Hi,
I have created an application that uses PdfBox to search through text looking
for specific words within pdf files.. When a match is found, I replace the word
with a masked version. All of the pdfs contain custom fonts that are embedded.
My problem is that some of the fonts are subsetted and are missing the
characters of the masked version.
For Type 1 fonts, I have been able to load the pfb files and replace the font
with an un-subsetted version. I was just wondering what my options would be for
pdfs that use type 3 fonts.
I was thinking of one of the following:
1) Create a type 1 font that looks like the type 3 font and load that. ISSUE:
Not sure if this is possible or how easy this would be.2a) Load a type 3 font
from a file. ISSUE: I don't see anything other than the Type3StreamParser, but
it works off of a COSStream. In addition, I don't have the original fonts, so I
would need to extract the original font from a pdf and save it to a file.
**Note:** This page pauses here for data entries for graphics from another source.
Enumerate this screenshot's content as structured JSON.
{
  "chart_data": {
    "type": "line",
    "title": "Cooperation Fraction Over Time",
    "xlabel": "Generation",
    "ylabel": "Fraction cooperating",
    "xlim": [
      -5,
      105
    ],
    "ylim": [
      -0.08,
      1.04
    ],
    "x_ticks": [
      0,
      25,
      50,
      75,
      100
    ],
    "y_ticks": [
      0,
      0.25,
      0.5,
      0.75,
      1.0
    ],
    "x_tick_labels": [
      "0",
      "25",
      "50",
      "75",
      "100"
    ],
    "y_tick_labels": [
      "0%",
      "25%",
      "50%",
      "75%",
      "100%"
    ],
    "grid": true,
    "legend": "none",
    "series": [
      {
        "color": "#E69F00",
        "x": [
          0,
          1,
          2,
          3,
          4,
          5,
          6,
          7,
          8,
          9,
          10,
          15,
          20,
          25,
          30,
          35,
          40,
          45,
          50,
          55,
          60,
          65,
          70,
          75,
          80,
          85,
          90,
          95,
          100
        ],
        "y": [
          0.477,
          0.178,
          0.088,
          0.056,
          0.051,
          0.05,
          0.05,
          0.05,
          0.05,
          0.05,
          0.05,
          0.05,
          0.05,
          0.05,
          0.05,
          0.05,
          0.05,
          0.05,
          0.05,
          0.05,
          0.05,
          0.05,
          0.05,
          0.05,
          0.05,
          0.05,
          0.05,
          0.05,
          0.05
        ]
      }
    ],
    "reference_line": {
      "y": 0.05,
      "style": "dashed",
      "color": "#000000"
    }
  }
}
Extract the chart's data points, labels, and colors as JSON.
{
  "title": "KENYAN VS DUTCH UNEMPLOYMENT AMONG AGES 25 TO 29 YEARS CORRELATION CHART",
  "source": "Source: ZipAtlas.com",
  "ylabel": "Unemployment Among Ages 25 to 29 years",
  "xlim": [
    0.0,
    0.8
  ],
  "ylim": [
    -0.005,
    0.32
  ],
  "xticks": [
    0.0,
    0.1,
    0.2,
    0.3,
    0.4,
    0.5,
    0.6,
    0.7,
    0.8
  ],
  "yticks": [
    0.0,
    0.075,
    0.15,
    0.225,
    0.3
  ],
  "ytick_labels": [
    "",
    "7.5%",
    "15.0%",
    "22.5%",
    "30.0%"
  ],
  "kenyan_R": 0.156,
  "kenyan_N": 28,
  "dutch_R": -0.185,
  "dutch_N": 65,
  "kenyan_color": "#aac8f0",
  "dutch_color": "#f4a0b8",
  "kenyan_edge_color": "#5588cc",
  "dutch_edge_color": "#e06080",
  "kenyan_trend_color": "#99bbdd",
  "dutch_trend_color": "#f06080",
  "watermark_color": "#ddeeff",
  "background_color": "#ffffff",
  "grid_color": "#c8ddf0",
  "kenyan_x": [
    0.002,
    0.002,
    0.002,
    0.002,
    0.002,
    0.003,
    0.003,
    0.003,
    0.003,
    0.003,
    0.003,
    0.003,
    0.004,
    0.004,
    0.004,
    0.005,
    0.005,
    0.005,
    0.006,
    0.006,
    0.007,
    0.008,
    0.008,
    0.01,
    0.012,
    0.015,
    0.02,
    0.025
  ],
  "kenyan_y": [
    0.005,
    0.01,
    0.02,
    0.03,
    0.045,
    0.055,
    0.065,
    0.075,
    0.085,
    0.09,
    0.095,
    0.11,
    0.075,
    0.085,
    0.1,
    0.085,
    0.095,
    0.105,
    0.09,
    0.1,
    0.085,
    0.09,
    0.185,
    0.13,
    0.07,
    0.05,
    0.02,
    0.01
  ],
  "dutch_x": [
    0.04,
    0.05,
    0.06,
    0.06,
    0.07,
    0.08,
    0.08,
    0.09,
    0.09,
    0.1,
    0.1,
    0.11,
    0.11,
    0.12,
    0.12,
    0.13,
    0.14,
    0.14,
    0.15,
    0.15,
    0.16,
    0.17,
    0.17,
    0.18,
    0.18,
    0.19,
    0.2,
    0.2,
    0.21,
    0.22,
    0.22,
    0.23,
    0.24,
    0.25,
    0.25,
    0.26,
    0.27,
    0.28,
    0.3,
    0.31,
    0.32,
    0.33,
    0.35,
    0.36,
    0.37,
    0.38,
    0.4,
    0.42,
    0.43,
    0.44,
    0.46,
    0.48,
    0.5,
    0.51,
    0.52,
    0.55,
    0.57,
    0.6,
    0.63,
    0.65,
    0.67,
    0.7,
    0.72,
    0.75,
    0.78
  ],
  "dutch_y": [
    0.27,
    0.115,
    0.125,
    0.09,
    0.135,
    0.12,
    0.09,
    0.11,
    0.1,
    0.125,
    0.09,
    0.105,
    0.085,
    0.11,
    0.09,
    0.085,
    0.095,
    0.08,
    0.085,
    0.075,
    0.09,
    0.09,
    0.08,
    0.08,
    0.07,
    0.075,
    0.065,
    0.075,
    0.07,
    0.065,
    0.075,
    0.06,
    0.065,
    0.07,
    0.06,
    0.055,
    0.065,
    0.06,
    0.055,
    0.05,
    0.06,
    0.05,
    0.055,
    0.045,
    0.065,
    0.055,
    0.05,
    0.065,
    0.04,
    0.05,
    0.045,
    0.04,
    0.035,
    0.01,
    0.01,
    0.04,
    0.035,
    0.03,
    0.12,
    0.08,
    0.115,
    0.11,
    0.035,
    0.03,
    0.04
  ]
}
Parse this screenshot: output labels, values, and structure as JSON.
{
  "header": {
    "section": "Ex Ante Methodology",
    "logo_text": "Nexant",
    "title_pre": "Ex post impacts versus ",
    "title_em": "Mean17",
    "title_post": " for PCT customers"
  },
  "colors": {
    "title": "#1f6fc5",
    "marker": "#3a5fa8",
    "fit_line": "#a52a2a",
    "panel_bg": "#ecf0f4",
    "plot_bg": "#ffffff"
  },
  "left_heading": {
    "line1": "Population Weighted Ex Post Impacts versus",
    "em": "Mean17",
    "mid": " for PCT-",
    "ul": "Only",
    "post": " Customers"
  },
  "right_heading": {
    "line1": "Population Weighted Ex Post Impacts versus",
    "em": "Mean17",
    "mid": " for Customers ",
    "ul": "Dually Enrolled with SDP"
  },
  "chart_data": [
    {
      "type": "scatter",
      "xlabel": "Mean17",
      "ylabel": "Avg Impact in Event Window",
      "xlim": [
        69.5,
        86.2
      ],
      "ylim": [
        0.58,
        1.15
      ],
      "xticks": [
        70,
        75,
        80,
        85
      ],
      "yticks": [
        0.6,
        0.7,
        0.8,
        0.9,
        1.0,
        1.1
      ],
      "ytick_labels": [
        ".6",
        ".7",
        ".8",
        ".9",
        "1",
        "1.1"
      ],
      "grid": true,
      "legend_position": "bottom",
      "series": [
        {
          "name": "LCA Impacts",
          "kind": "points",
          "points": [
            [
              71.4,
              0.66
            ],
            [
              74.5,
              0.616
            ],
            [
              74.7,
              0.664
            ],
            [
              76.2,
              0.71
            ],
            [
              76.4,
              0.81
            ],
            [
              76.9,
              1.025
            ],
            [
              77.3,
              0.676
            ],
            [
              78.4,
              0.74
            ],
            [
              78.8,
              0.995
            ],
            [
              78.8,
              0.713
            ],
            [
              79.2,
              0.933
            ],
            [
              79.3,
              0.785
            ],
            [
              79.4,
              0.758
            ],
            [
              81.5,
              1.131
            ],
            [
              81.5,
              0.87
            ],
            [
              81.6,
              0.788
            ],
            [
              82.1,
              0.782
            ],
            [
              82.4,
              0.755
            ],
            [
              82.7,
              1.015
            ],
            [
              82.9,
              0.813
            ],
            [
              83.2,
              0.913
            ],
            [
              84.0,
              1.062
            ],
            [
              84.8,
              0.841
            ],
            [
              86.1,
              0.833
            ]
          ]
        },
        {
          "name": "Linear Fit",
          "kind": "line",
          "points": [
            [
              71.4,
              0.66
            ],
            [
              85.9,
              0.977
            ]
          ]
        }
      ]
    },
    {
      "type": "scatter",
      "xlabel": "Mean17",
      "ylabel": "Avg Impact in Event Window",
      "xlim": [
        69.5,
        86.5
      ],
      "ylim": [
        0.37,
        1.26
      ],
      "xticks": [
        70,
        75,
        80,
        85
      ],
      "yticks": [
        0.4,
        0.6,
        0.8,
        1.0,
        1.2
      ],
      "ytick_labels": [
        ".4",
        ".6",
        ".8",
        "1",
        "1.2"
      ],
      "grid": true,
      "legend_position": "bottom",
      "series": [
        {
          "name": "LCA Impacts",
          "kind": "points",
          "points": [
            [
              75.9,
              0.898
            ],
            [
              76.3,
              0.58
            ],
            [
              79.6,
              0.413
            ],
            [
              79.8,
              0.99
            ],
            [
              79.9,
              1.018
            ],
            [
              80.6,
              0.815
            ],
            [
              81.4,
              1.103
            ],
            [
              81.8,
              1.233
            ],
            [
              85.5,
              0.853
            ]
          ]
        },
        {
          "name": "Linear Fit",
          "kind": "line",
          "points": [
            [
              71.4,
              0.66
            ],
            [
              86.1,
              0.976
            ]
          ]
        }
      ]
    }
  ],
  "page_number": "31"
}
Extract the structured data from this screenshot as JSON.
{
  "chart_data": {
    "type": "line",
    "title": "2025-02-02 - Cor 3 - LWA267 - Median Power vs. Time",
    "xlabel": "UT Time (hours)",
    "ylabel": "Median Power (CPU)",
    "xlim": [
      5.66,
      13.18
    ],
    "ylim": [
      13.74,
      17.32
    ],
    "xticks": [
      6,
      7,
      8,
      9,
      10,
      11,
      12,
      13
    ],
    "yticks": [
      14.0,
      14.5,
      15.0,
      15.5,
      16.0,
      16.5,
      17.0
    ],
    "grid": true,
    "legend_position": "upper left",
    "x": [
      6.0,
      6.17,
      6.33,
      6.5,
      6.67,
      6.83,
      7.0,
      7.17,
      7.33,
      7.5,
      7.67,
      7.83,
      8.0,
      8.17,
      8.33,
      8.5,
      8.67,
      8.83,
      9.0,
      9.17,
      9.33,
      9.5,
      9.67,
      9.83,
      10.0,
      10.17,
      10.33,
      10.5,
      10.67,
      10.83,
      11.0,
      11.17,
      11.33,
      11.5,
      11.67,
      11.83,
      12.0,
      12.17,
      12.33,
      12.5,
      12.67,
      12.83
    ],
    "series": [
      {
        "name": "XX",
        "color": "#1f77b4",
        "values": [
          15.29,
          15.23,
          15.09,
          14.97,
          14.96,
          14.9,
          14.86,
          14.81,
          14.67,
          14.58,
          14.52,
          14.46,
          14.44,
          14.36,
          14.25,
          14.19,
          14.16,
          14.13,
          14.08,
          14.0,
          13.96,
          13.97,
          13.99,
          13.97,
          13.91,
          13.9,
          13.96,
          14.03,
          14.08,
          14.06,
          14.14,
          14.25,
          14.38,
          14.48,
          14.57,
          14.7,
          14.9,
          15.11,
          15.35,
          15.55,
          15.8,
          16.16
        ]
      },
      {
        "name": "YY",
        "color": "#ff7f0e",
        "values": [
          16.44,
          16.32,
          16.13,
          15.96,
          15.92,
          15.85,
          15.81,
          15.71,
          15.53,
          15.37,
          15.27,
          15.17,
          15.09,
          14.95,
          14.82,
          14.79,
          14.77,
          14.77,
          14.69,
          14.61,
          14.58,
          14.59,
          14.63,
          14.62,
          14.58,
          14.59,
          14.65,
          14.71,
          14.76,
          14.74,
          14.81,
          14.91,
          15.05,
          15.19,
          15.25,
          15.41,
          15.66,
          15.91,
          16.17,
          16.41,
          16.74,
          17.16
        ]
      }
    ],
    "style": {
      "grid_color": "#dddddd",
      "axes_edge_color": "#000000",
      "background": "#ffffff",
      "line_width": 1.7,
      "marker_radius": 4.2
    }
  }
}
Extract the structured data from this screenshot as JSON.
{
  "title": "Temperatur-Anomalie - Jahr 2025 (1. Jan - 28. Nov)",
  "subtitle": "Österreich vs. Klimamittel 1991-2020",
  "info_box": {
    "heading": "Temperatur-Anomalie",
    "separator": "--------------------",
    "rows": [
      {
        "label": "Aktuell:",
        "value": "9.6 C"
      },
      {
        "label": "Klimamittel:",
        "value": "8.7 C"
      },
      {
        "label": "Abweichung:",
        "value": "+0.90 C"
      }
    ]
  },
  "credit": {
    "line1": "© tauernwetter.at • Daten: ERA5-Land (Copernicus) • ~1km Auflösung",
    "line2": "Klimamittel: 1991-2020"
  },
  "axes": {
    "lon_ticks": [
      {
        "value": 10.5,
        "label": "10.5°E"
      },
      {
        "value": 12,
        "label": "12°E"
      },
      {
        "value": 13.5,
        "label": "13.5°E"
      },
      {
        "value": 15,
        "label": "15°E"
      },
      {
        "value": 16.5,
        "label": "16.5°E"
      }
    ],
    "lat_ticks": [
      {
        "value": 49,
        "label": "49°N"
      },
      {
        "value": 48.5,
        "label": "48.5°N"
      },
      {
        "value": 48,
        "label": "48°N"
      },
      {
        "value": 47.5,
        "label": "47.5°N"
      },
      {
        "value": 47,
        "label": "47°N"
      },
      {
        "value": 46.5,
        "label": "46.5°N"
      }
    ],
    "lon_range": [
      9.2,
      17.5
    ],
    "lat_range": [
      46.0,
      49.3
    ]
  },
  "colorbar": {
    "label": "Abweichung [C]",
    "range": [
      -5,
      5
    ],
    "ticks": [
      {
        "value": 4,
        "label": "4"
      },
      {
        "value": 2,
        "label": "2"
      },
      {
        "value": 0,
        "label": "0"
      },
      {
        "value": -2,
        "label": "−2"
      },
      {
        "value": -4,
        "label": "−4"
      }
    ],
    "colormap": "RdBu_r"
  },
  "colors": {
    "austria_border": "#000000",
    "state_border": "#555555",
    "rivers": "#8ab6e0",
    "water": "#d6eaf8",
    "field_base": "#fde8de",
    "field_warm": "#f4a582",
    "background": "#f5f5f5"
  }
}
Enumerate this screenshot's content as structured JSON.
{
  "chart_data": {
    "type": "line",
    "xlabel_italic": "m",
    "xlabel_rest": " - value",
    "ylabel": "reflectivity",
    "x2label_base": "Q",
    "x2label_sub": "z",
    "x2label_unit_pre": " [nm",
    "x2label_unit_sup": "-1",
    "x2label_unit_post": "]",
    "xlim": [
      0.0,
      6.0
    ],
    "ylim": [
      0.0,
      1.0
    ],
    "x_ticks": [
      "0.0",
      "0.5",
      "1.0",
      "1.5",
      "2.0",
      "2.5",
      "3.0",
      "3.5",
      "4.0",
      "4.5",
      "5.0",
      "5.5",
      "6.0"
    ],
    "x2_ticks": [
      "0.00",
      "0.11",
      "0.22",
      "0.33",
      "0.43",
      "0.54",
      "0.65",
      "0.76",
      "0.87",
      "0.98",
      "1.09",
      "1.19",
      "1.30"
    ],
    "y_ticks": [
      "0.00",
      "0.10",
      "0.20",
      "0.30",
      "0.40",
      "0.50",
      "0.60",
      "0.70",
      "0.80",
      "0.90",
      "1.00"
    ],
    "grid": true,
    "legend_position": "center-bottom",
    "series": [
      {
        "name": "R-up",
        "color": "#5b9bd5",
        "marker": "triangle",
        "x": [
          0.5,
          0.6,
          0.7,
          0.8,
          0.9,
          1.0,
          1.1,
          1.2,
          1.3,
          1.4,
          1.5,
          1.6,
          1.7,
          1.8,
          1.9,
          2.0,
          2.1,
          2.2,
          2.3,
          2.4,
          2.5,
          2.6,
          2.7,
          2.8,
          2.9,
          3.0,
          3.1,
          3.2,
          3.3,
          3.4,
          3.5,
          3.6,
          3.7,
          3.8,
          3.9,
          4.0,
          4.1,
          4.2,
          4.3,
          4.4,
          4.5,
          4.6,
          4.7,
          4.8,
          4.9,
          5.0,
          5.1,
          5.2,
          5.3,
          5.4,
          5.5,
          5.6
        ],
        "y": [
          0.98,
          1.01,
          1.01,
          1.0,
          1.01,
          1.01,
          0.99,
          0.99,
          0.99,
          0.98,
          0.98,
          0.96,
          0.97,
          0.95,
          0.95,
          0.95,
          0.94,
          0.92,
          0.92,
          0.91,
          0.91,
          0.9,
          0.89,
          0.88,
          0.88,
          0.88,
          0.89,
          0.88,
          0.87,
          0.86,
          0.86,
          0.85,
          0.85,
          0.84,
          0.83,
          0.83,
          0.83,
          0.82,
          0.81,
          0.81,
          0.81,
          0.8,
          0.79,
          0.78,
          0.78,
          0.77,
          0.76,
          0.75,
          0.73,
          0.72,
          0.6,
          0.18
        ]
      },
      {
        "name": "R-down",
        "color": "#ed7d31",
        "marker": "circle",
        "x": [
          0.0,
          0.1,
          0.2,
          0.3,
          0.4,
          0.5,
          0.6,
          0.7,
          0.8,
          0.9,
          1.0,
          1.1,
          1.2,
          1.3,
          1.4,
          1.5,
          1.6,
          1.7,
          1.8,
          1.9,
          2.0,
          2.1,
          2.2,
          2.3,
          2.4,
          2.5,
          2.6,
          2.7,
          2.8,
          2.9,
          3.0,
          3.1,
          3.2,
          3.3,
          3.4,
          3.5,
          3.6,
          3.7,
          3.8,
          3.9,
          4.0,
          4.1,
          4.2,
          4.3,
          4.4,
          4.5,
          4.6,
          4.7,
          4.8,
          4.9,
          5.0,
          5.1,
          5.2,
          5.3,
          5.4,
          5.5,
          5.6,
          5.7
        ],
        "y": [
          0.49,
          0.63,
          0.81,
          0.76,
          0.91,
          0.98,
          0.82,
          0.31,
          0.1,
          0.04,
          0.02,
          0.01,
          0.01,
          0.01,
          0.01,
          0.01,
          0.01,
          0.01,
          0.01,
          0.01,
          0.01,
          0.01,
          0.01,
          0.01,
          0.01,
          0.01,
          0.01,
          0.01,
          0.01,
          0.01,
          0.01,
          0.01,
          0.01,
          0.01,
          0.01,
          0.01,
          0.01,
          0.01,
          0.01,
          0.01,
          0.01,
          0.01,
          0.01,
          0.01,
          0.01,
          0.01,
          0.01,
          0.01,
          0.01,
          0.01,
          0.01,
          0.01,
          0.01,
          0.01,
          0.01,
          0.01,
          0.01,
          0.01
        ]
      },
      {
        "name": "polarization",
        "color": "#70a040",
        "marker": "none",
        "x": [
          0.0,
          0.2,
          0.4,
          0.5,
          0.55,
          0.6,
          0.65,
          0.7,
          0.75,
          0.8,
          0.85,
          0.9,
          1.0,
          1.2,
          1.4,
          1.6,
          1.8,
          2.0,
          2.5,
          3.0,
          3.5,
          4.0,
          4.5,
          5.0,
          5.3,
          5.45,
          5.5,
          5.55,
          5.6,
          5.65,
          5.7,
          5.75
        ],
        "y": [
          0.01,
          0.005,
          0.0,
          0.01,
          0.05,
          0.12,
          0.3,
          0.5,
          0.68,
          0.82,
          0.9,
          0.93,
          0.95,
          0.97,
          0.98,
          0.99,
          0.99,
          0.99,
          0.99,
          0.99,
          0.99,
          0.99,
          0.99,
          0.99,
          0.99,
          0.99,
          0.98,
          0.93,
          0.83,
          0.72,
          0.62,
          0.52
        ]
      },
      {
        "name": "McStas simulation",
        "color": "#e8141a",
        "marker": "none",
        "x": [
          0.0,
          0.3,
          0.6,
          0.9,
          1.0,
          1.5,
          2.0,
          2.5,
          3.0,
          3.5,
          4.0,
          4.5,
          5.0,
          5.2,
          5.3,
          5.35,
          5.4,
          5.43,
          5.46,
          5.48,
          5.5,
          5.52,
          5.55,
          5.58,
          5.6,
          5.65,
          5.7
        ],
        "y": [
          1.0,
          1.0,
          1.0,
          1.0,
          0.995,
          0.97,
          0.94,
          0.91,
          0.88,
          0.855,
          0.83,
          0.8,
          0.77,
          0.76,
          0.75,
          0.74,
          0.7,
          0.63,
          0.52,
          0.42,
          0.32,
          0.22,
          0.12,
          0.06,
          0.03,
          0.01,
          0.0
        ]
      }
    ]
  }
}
Not
sure if that is possible.2b) Load the dictionary of a template pdf that
contains the unsubsetted type 3 font, get the font object from the PDResources
map and add it to the pdf I am modifying. ISSUE: I tried this for the type 1
fonts originally and found that it only worked for the first pdf. I'm assuming
the font object would need to be cloned or copied so that it does not become
invalid.4) Modify the existing type 3 font and add the extract characters right
in the pdf. ISSUE: Again, not sure if something like this is possible.
Any help would be greatly appreciated.